Please refer to the instructions on the eidomobile.com as well as your
user manual accompanying your mobile telephone and if you are in any doubt
please contact your manufacturer.
6
Governing Law
6.1
These Contract Terms including the Licence and any claim
or dispute of whatever nature arising out of or relating to these Contract
Terms including the Licence shall be governed by, and construed in accordance
with, the laws of England and Wales whose courts shall have non-exclusive
jurisdiction over all disputes arising under or in connection with the same,
unless and to the extent only that the laws and/or jurisdiction relating to
transactions with consumers in a particular jurisdiction require these Contract
Terms and/or the Licence to be governed by and construed in accordance with the
laws of such jurisdiction and/or require any dispute relating thereto to be
subject to the jurisdiction of a court or tribunal in such jurisdiction in
order for these Contract Terms or Licence (as the case may be) to be binding
and enforceable, in which event the local laws and/or jurisdiction of such
jurisdiction shall apply, to the extent so required.
7
General
7.1
These Contract Terms constitute the entire agreement
between Eidos and you with respect to the subject matter hereof and supersedes
all prior or contemporaneous understandings.

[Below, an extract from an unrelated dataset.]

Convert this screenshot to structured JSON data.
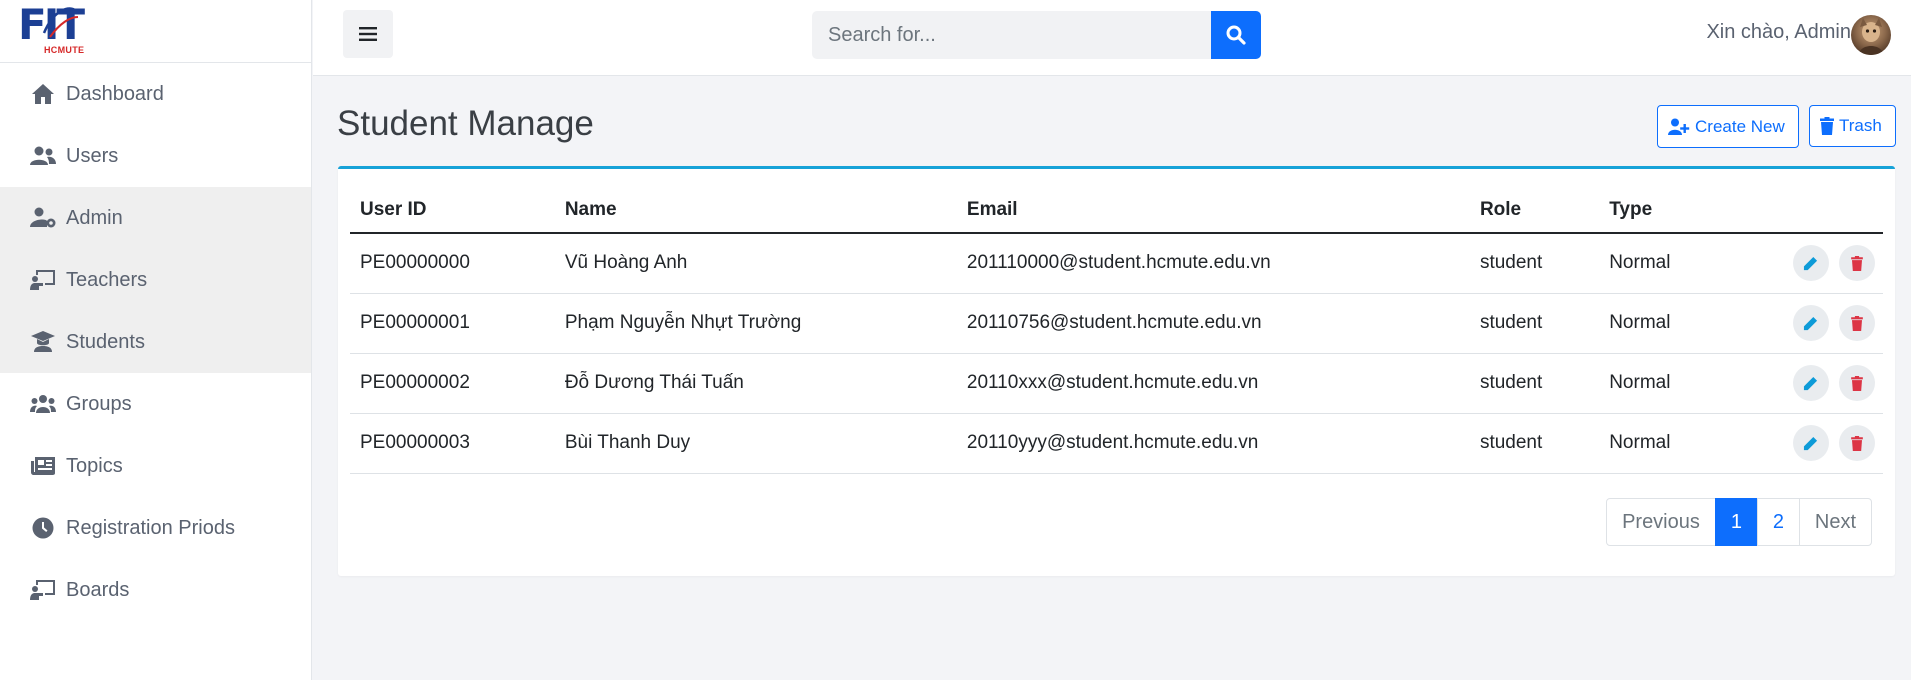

No amendment or modification of these Contract Terms will be binding
unless made in writing and signed by a duly authorised representative of Eidos.
7.2
Eidos shall not be liable to you for any delay or failure
in the performance of any obligation under these Contract Terms or any Contract
by reason of any fact, event or circumstance which is outside of the reasonable
control of Eidos.
7.3
Eidos may assign, delegate and otherwise transfer its
rights and obligations under these Contract Terms, in whole or in part, to any
third party and without notice to you.
You may not assign, delegate or otherwise transfer any of your rights
and obligations under these Contract Terms to any third party.
7.4
If any provision of these Contract Terms is illegal or
unenforceable pursuant to applicable law, then such illegal or unenforceable
provision will be deleted without prejudice to the remaining provisions of this
Agreement which shall remain in full force and effect.